LUBBOCK, Texas (KCBD) – A wish that’s been decades in the making came true for a late Vietnam veteran Thursday, when his family came from all over the country to see the war through his eyes at Texas Tech.
It was one of D. L. Swafford’s final wishes, before he passed about 10 years ago, for his family to see his collection at The Vietnam Center and Sam Johnson Vietnam Archive on campus.
A Lubbock Marine veteran, Swafford donated a collection of his memorabilia in 1992, just a few years after the center opened its doors at Texas Tech. It included everything from photos, to letters back home and even a pair of shoes.
Swafford’s sister, Mary Ann Smith, says his body suffered from the effects of Agent Orange, among other chemicals used in the war.
“I found the one [letter] where his hands were blistered from putting the pins on the bombs, and that got on his hands and ate him up, and so he was in the hospital and there’s that letter over there telling it,” Smith said.
Smith says her brother called her the family’s keeper, writing a poem about his “sis.” Smith read a portion of it, which is included in a memoir Swafford wrote, “The Other Side of Me: Memoirs of a Vietnam Marine.”
“Well, what of the family? It seems we’ve drifted apart. It’s I who will love them and keep us together, she promised with all of her heart,” Smith said.
So, Smith felt it was her responsibility to get the family to Lubbock for this very special moment.
“All of this is why my brother D. L. wanted all of this done, and I just now got to make it come true,” Smith said.
Family came in from Oklahoma to Maryland to view “Unca D’s” collection.
“To realize that there is a place here at Texas Tech that’s actually taking the time to preserve it and to tell the stories, to digitalize all the information and to give it to the families personally, from the photos, to the letters, to the information that they have, it’s pretty cool that they’re doing that,” Swafford’s niece, Brooke Brooks said.

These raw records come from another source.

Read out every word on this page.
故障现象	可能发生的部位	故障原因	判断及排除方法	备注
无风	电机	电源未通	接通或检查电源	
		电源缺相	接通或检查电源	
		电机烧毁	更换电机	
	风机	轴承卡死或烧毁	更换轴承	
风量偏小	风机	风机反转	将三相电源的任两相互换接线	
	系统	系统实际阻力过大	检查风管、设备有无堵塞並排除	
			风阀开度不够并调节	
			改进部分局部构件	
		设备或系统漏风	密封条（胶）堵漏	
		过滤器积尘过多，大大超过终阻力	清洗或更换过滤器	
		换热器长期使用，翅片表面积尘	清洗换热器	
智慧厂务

Keith Brooks, Brooks’ husband, is also a Marine veteran. He says while they are from different generations, he can relate to Swafford’s experiences.
“It’s definitely enlightening… We didn’t really write a lot of letters; we had email on my last deployment and stuff like that. But to be able to see it through his own, his lens and stuff, was pretty amazing,” Brooks said. “Because you can read stories about Vietnam all day, but that had the personal touch, so I’m learning a lot just from today.”
Vietnam Center and Sam Johnson Vietnam Archive Director Steve Maxner says personalized collections like this one are the lifeblood of the archive.
“You can go to the National Archives in Washington, D.C., in College Park, Maryland, to get the government’s perspective, the official military records. You could do the same thing going to archives in Vietnam, although there’s are far more restricted and less accessible,” Maxner said. “But in terms of telling that human story of war, that human experience, these are the kinds of collections that we have.”
Maxner encourages any veterans and surviving families to contact the center to share their collections or to view the ones they have, to help connect more families with real stories from the Vietnam war.
The center is also raising money to one day display its artifacts in a museum on the Texas Tech campus.